Higher taxes do not always lead to increased selling. Overall, the capital gains tax rate could go as high as 40% before having widespread effects on investor behavior and discouraging investment, according to a paper by Princeton University economics professors Owen Zidar and Ole Agersnap.

Personal income tax rates are more likely to affect the market’s winners this year, Cordaro said, while increased corporate taxes would most likely lower valuations across the stock market over the next year.

By 2024, however, enactment of Biden’s proposed tax measures and other policies would cut just 4% off of estimated earnings for the S&P 500 compared with baseline estimates, according to Goldman Sachs.

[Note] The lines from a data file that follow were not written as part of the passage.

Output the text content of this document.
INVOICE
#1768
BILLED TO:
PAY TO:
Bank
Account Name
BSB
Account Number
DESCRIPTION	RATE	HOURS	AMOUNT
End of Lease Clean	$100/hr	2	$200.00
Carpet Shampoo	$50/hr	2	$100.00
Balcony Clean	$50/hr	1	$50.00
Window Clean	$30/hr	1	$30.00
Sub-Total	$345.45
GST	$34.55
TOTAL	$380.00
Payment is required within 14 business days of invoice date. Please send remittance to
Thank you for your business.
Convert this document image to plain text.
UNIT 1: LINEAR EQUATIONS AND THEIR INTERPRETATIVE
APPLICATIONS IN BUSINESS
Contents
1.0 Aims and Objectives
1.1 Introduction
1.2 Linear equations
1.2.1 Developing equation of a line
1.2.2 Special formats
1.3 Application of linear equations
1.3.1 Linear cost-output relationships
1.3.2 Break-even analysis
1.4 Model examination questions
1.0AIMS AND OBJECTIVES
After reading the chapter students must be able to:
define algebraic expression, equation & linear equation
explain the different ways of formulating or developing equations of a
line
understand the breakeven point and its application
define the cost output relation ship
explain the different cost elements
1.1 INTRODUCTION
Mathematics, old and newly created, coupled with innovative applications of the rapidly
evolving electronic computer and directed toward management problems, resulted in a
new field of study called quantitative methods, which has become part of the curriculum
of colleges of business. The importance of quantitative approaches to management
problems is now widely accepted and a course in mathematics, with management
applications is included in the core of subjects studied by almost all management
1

Increasing corporate taxes while the global economy is still trying to recover from the coronavirus pandemic could dent the rally in the stock market and cut into company plans to hire or invest in new projects by eating into after-tax net income, said

hedge fund manager J. Daniel Plants, who runs Voce Capital Management.

“History teaches us that this is the worst possible moment to subject the economy to the type of massive tax increases that Biden is proposing, especially the changes that would impede capital formation and make domestic job creation less attractive,” he said.